Malcolm Turnbull has successfully challenged Tony Abbott for the Liberal leadership, but who is Australia's 29th prime minister?
Rich and famous, combative and ambitious, Malcolm Turnbull has lived a life full of glittering success and his political career is now at its peak after he deposed Tony Abbott as the Liberal party leader last night.
A successful former lawyer and businessman, Mr Turnbull is now one of the richest politicians in Australia, having made the Business Review Weekly Rich 200 List several times.
Malcolm Bligh Turnbull was born in Sydney on 24 October, 1954. His mother was Coral Lansbury, author and English literature academic who, after separating from her husband Bruce, worked in the US.

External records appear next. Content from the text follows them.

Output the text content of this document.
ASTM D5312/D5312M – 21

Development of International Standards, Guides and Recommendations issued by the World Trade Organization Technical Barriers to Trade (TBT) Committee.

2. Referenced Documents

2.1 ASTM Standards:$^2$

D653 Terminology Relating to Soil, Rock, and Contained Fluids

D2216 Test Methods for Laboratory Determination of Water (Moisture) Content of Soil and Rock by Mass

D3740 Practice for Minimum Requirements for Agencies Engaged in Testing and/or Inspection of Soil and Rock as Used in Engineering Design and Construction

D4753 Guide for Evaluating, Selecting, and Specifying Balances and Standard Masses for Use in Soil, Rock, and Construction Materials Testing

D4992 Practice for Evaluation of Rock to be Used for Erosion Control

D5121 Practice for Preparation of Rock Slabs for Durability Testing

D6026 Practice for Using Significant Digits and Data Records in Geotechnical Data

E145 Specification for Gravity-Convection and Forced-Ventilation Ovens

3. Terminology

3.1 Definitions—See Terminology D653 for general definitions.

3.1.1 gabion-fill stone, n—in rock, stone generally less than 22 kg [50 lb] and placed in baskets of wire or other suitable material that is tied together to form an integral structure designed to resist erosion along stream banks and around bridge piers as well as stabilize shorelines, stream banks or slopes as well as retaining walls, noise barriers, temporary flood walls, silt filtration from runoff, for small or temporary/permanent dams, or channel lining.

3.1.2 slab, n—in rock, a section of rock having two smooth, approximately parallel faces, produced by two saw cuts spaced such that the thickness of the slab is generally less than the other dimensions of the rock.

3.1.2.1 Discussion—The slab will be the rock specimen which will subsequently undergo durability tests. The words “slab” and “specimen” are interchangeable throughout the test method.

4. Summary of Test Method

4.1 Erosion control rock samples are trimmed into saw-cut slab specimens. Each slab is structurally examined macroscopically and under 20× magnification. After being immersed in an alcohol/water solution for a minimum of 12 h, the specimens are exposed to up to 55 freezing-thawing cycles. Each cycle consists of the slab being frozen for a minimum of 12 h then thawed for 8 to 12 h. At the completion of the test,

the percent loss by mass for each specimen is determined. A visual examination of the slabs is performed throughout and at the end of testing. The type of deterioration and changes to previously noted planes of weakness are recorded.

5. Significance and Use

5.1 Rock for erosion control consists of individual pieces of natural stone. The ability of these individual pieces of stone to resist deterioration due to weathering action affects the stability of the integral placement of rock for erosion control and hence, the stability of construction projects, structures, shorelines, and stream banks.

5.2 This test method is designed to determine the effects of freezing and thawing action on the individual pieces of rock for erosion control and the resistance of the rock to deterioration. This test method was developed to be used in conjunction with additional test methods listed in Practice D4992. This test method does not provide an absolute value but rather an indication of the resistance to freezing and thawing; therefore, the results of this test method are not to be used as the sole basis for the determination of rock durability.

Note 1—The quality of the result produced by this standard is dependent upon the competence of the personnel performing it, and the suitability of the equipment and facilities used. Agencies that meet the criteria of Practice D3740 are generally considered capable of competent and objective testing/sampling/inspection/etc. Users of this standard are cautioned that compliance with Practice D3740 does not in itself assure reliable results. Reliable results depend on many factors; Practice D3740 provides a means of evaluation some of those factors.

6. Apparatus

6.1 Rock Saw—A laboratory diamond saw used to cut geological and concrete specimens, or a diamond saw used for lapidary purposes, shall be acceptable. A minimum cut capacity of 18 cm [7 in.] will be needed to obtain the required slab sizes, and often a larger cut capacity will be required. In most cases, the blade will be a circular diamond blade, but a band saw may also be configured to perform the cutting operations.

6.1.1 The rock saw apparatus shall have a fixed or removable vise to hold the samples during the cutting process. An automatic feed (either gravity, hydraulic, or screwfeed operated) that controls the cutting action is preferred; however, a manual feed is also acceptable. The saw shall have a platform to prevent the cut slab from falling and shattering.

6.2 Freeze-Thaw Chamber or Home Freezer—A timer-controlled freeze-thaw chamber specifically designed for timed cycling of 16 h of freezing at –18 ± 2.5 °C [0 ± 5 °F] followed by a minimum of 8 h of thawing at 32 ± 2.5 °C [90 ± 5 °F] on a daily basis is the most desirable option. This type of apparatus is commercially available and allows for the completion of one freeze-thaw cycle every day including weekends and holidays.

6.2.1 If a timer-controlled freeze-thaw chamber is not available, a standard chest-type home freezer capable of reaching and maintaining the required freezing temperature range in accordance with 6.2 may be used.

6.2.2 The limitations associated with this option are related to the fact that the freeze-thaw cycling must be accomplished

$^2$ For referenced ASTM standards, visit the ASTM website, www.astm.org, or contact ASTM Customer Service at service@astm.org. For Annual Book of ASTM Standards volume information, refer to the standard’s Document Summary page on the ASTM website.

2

He attended a state school as a child and later received a scholarship to attend a private high school. After studying law at the University of Sydney, he won a Rhodes Scholarship to further his studies at Oxford University.
Mr Turnbull briefly worked as a journalist for several outlets, including The Sunday Times in the UK, before embarking on his law career.
One of his biggest achievements was defending former British spy Peter Wright in the "Spycatcher" case in the 1980s. Mr Wright wrote a memoir about his time in MI5, and the British government banned its publication in the UK. Mr Turnbull successfully overturned the ban.
His cross-examination of Margaret Thatcher's cabinet secretary Sir Robert Armstrong forced a pivotal admission that the British government would lie to protect national security.
The following year, in partnership with Neville Wran and Nicholas Whitlam, he set up a merchant bank which quickly attracted establishment clients.
He went into the technology business in the 1990s, and co-founded one of the biggest Australian internet service providers at that time, OzEmail.
Mr Turnbull chaired the Australian Republican Movement from 1993 to 2000 and was its high-profile public face in the 1999 referendum.
When it failed, he savaged John Howard as "the prime minister who broke this nation's heart".
In 2003, as the Liberal Party's federal treasurer, Mr Turnbull ran for preselection against sitting MP Peter King in the inner-Sydney seat of Wentworth. After furious branch-stacking on both sides, Mr Turnbull won the electoral seat where he grew up and where he continues to live with his wife Lucy Hughes, who was the first female Lord Mayor of Sydney.
He quickly rose through the parliamentary and party ranks, serving on various committees. He was briefly the environment and water resources minister in Mr Howard's government before his party's coalition lost to Labor in the 2007 federal election.
He was elected as leader of the opposition in 2008, but a year later faced two leadership challenges, losing the second one narrowly to Mr Abbott by a single vote.
Mr Turnbull's downfall was attributed to his views on climate change and support for an emissions trading scheme.
However, his credibility was also severely damaged when he attacked then-PM Kevin Rudd over an email purportedly showing corruption, but which was later found to have been faked by a top civil servant. The "OzCar affair" damaged his standing with his colleagues and the public.
Throughout his career in public life, Turnbull has championed a succession of progressive causes. As well as pushing for Australia to become a republic, he has supported gay marriage and the apology to the stolen generation and climate change - none of which has endeared him to Liberal conservatives.
With the government trailing Labor in 30 successive polls and Abbott's personal popularity as prime minister languishing recently, Turnbull made his move.
The 2016 election is less than a year away and with the government's prospects looking increasingly grim, enough of the party's conservatives decided that winning was more likely with Turnbull in charge.